Don Doane, Leila Percy, and the Super Senior Sextet: It’s Magic

With 16 songs and more than 64 minutes of music, It’s Magic is a sprawling epic of big-band jazz. If anything, however, the length may affect the overall quality of the album. Taken by itself, each song here is a masterpiece of orchestration and instrumentation, but, as many of them are subdued slow-dance tunes, some numbers that might otherwise be standouts begin to blend together by the end of the disc [this originally ran in July of 2000].

Percy’s voice is certainly a highlight, sultry and deep without sacrificing range. On the opener, an infectious version of Macio Brown and Arthur Freed’s “All I Do Is Dream of You,” you can hear the smile in her voice. While on Tom Adair and Matt Dennis’s “Everything Happens to Me,” her ironic tone highlights the wit in the lyrics. Clearly, her background in cabarets and revues has made her as much entertainer as vocalist, and her voice blends with Doane’s trombone as though they were instruments molded by the same craftsman.
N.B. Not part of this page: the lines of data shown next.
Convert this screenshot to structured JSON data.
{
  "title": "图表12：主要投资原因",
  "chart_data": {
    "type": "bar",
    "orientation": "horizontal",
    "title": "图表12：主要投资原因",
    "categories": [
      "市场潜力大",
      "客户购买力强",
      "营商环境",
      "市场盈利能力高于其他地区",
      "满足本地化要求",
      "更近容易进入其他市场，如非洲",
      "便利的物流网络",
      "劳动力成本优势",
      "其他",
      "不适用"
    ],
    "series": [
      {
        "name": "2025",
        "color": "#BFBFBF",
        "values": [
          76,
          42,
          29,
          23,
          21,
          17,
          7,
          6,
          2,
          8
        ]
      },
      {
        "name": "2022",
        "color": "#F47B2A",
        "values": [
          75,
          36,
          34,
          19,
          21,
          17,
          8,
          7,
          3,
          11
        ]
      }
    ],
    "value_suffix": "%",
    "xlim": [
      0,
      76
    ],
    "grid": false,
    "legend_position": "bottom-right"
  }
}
As for Doane and the tenor saxmen Ralph Norris and Joe LaFlamme, their symbiotic relationship becomes quickly apparent on McHugh and Fields’s “Don’t Blame Me,” and continues throughout. Consistently, their wisps of background and precise solos provide the perfect counterpoint for Percy’s vocals. And on the instrumental numbers, particularly Cole Porter’s “Every Time We Say Goodbye,” it’s possible they’re singing, but you can’t quite make out the words.
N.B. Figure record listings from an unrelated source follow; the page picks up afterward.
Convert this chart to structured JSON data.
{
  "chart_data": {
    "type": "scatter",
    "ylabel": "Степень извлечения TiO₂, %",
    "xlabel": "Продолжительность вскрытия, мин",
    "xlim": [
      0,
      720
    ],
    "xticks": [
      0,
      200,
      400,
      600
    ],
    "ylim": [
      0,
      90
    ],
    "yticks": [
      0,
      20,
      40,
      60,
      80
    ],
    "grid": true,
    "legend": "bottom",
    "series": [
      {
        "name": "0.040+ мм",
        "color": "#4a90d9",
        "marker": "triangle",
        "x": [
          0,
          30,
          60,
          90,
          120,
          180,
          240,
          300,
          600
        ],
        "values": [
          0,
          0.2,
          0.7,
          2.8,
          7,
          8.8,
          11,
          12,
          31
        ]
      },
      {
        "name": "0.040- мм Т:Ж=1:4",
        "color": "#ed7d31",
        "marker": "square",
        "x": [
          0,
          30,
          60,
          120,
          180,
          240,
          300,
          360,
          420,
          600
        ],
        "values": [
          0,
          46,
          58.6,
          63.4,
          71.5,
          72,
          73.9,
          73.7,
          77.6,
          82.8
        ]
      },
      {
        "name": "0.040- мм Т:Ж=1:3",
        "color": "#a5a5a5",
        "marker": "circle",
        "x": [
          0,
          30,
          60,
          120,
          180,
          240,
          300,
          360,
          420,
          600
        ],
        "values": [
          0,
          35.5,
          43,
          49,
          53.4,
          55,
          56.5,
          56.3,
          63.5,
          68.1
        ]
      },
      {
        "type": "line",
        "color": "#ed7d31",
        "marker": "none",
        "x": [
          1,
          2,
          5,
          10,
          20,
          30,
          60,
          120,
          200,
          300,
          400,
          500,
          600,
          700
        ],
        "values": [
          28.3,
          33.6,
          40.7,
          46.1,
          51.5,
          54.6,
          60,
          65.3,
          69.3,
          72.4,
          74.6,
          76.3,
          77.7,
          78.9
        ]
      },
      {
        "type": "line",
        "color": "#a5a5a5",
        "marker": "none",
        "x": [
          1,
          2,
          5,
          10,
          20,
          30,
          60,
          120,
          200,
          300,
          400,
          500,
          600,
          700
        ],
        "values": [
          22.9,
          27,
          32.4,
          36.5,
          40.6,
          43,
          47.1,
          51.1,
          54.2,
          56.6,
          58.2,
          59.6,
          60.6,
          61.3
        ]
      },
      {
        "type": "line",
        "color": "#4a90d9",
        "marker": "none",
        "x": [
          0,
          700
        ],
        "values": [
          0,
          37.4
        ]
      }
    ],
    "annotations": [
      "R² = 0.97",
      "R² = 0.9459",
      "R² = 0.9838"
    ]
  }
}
The highlights of the disc, Ferreira and Antonio’s “Recado” and Horace Silver’s “Song for My Father,” also expose some flaws. For instance, Gerry Wright’s piano is so infectious on the Latin-flavored “Recado,” you wonder why they don’t pick up the beat more often. While “Song for My Father” almost smacks you in the face with grimy, down and dirty jazz reminiscent of Steely Dan’s “Rikki Don’t Lose That Number.” Why not a little more variety?
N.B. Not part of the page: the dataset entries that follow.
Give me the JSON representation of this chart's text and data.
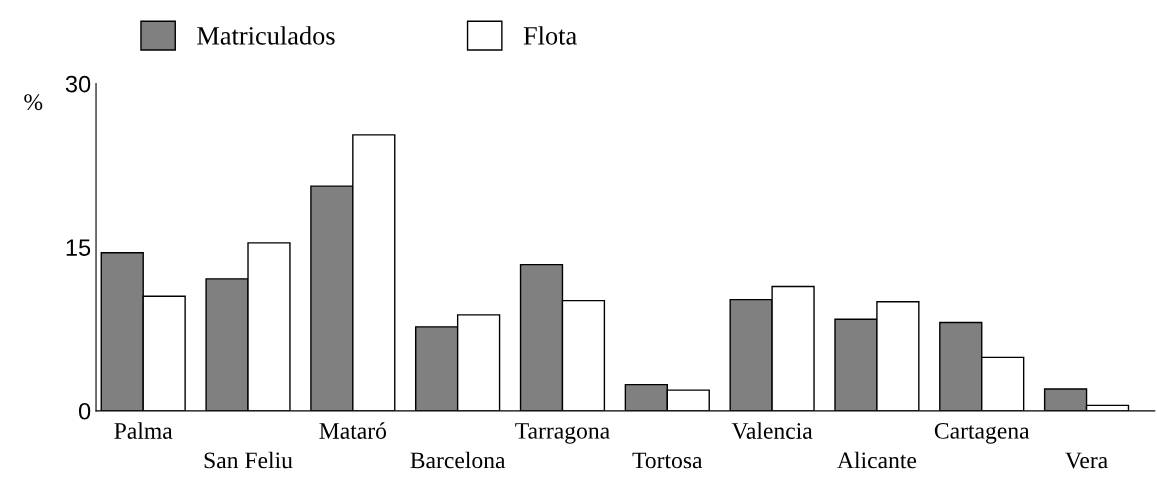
{
  "chart_data": {
    "type": "bar",
    "ylabel": "%",
    "categories": [
      "Palma",
      "San Feliu",
      "Mataró",
      "Barcelona",
      "Tarragona",
      "Tortosa",
      "Valencia",
      "Alicante",
      "Cartagena",
      "Vera"
    ],
    "series": [
      {
        "name": "Matriculados",
        "color": "#808080",
        "values": [
          14.5,
          12.1,
          20.6,
          7.7,
          13.4,
          2.4,
          10.2,
          8.4,
          8.1,
          2.0
        ]
      },
      {
        "name": "Flota",
        "color": "#ffffff",
        "values": [
          10.5,
          15.4,
          25.3,
          8.8,
          10.1,
          1.9,
          11.4,
          10.0,
          4.9,
          0.5
        ]
      }
    ],
    "ylim": [
      0,
      30
    ],
    "yticks": [
      0,
      15,
      30
    ],
    "grid": false,
    "legend": "top left"
  }
}
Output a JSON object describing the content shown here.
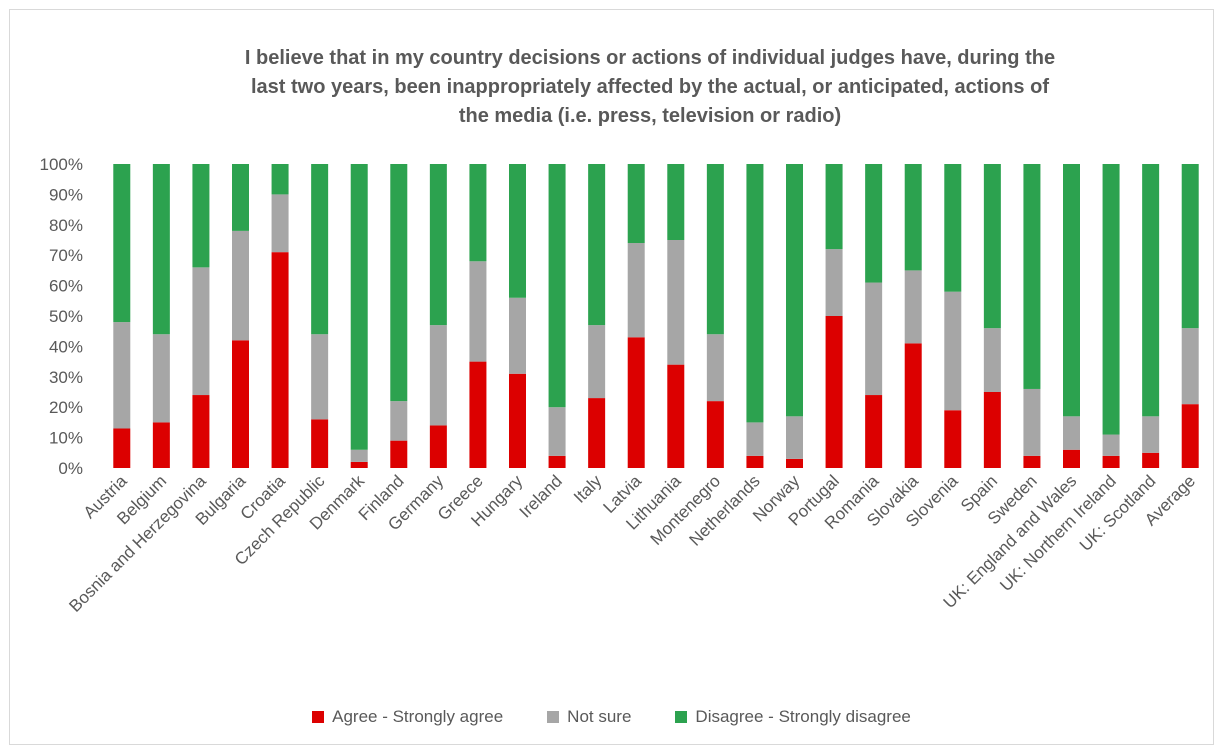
{
  "colors": {
    "agree": "#dc0000",
    "not_sure": "#a6a6a6",
    "disagree": "#2ca24f",
    "text": "#595959",
    "grid": "#d9d9d9"
  },
  "chart_data": {
    "type": "bar",
    "stacked": true,
    "title_lines": [
      "I believe that in my country decisions or actions of individual judges have, during the",
      "last two years, been inappropriately affected by the actual, or anticipated, actions of",
      "the media (i.e. press, television or radio)"
    ],
    "ylim": [
      0,
      100
    ],
    "y_ticks": [
      "0%",
      "10%",
      "20%",
      "30%",
      "40%",
      "50%",
      "60%",
      "70%",
      "80%",
      "90%",
      "100%"
    ],
    "grid": false,
    "legend_position": "bottom",
    "categories": [
      "Austria",
      "Belgium",
      "Bosnia and Herzegovina",
      "Bulgaria",
      "Croatia",
      "Czech Republic",
      "Denmark",
      "Finland",
      "Germany",
      "Greece",
      "Hungary",
      "Ireland",
      "Italy",
      "Latvia",
      "Lithuania",
      "Montenegro",
      "Netherlands",
      "Norway",
      "Portugal",
      "Romania",
      "Slovakia",
      "Slovenia",
      "Spain",
      "Sweden",
      "UK: England and Wales",
      "UK: Northern Ireland",
      "UK: Scotland",
      "Average"
    ],
    "series": [
      {
        "name": "Agree - Strongly agree",
        "values": [
          13,
          15,
          24,
          42,
          71,
          16,
          2,
          9,
          14,
          35,
          31,
          4,
          23,
          43,
          34,
          22,
          4,
          3,
          50,
          24,
          41,
          19,
          25,
          4,
          6,
          4,
          5,
          21
        ]
      },
      {
        "name": "Not sure",
        "values": [
          35,
          29,
          42,
          36,
          19,
          28,
          4,
          13,
          33,
          33,
          25,
          16,
          24,
          31,
          41,
          22,
          11,
          14,
          22,
          37,
          24,
          39,
          21,
          22,
          11,
          7,
          12,
          25
        ]
      },
      {
        "name": "Disagree - Strongly disagree",
        "values": [
          52,
          56,
          34,
          22,
          10,
          56,
          94,
          78,
          53,
          32,
          44,
          80,
          53,
          26,
          25,
          56,
          85,
          83,
          28,
          39,
          35,
          42,
          54,
          74,
          83,
          89,
          83,
          54
        ]
      }
    ]
  }
}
Particular note should be paid to relative newcomer Paul Jensen on the drums. His high hat is rock solid, capable of the subtle nuance as well as the driving beat. On Gordon and Monaco’s “I Can’t Begin to Tell You,” his brush work does nothing less than evoke wisps of smoke curling up around an imagined sequin-clad Percy. Al Doane’s bass, while silky smooth, doesn’t seem to get enough attention, only truly noticeable on Lester Young’s “Jumpin’ with Symphony Sid.”